The first stage of post-operative treatment took place at the unit because patients needed to be kept as immobile as possible. They spent two weeks on a "Stryker" bed that allowed the patient to be either flat on their back, or flat on their front. (Stryker is a Canadian trademark covering a variety of specialist orthopaedic beds.) Lying on a side was not allowed, nor was turning from front to back. The bed was designed to allow nursing staff to roll the patient every four hours by strapping on a new section and rotating the whole structure.

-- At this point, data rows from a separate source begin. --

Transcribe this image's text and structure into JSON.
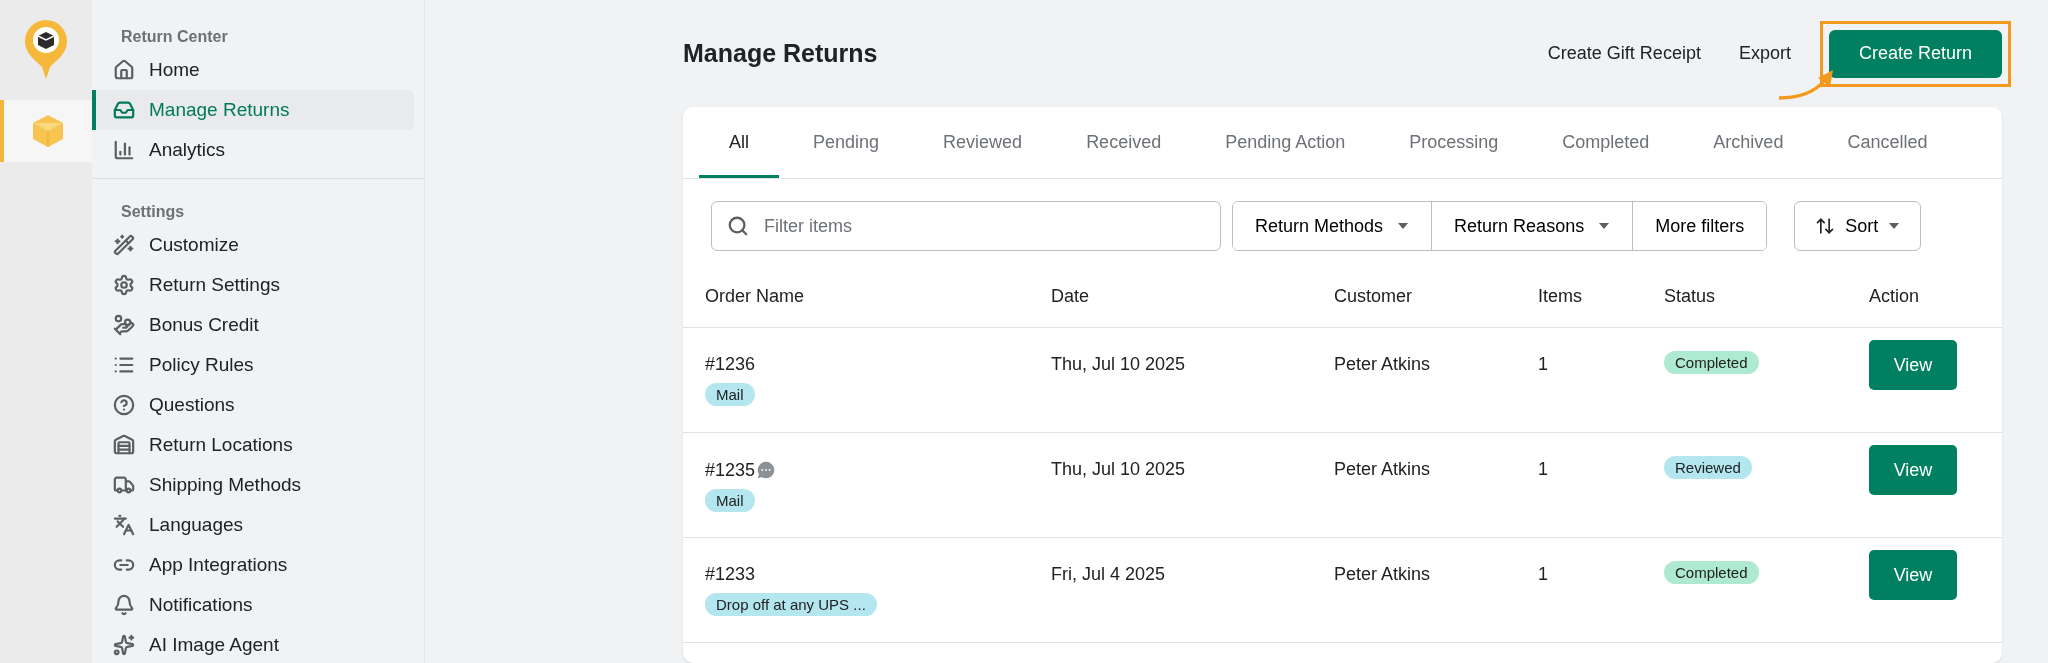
{
  "sidebar": {
    "sections": [
      {
        "title": "Return Center",
        "items": [
          {
            "label": "Home",
            "selected": false
          },
          {
            "label": "Manage Returns",
            "selected": true
          },
          {
            "label": "Analytics",
            "selected": false
          }
        ]
      },
      {
        "title": "Settings",
        "items": [
          {
            "label": "Customize",
            "selected": false
          },
          {
            "label": "Return Settings",
            "selected": false
          },
          {
            "label": "Bonus Credit",
            "selected": false
          },
          {
            "label": "Policy Rules",
            "selected": false
          },
          {
            "label": "Questions",
            "selected": false
          },
          {
            "label": "Return Locations",
            "selected": false
          },
          {
            "label": "Shipping Methods",
            "selected": false
          },
          {
            "label": "Languages",
            "selected": false
          },
          {
            "label": "App Integrations",
            "selected": false
          },
          {
            "label": "Notifications",
            "selected": false
          },
          {
            "label": "AI Image Agent",
            "selected": false
          }
        ]
      }
    ]
  },
  "page": {
    "title": "Manage Returns",
    "actions": [
      {
        "label": "Create Gift Receipt",
        "kind": "plain",
        "highlighted": false
      },
      {
        "label": "Export",
        "kind": "plain",
        "highlighted": false
      },
      {
        "label": "Create Return",
        "kind": "primary",
        "highlighted": true
      }
    ]
  },
  "tabs": [
    {
      "label": "All",
      "selected": true
    },
    {
      "label": "Pending",
      "selected": false
    },
    {
      "label": "Reviewed",
      "selected": false
    },
    {
      "label": "Received",
      "selected": false
    },
    {
      "label": "Pending Action",
      "selected": false
    },
    {
      "label": "Processing",
      "selected": false
    },
    {
      "label": "Completed",
      "selected": false
    },
    {
      "label": "Archived",
      "selected": false
    },
    {
      "label": "Cancelled",
      "selected": false
    }
  ],
  "search": {
    "placeholder": "Filter items"
  },
  "filters": [
    {
      "label": "Return Methods",
      "dropdown": true
    },
    {
      "label": "Return Reasons",
      "dropdown": true
    },
    {
      "label": "More filters",
      "dropdown": false
    }
  ],
  "sort": {
    "label": "Sort"
  },
  "table": {
    "columns": [
      "Order Name",
      "Date",
      "Customer",
      "Items",
      "Status",
      "Action"
    ],
    "rows": [
      {
        "order": "#1236",
        "has_note": false,
        "method": "Mail",
        "date": "Thu, Jul 10 2025",
        "customer": "Peter Atkins",
        "items": "1",
        "status": {
          "label": "Completed",
          "color": "#aee9d1"
        },
        "action": "View"
      },
      {
        "order": "#1235",
        "has_note": true,
        "method": "Mail",
        "date": "Thu, Jul 10 2025",
        "customer": "Peter Atkins",
        "items": "1",
        "status": {
          "label": "Reviewed",
          "color": "#b4e6ef"
        },
        "action": "View"
      },
      {
        "order": "#1233",
        "has_note": false,
        "method": "Drop off at any UPS ...",
        "date": "Fri, Jul 4 2025",
        "customer": "Peter Atkins",
        "items": "1",
        "status": {
          "label": "Completed",
          "color": "#aee9d1"
        },
        "action": "View"
      }
    ]
  }
}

At the end of two weeks, or longer, if the surgeon felt it was necessary, the patient was put into a surgical plaster cast, covering at least the length of the spine, and sometimes the neck. After the cast set, the patient was allowed to go home where they spent a further 12 weeks on full bed rest, and told to operate "log roll" conditions. That meant being horizontal at all times no sitting or standing, no more than one pillow, and only bending one leg at once, when lying on the back.

At the end of the 12 weeks, the patient was returned to the unit to spend the next 10 days to 2 weeks learning to walk again.

They faced two main problems:

Having spent more than 3 months in bed, the patient was weak and frequently carrying 10-15 kilograms of plaster;

The patient's spine was frequently a very different shape from before the operation, so balance was difficult. Many felt that they were falling over because they had spent many years, leaning sideways before the operation.

After learning to walk again, the patient was fitted with a surgical corset that had steel-reinforcing rods down the back. This had to be worn for 24 hours a day, and could be removed only for bathing. The time-scale for this stage of the treatment was extremely variable, but rarely less than a year. Termination of the corset-stage began with removal during sleep for a few months, before the patient was allowed to abandon it altogether.

During the treatment, and up to losing the corset, patients were forbidden to undergo any form of physical exercise, including swimming, at least in the late 1960s and early 1970s. As doctors realised that the treatment was quite robust, the restrictions began to be lifted, and the timescale for the whole process reduced.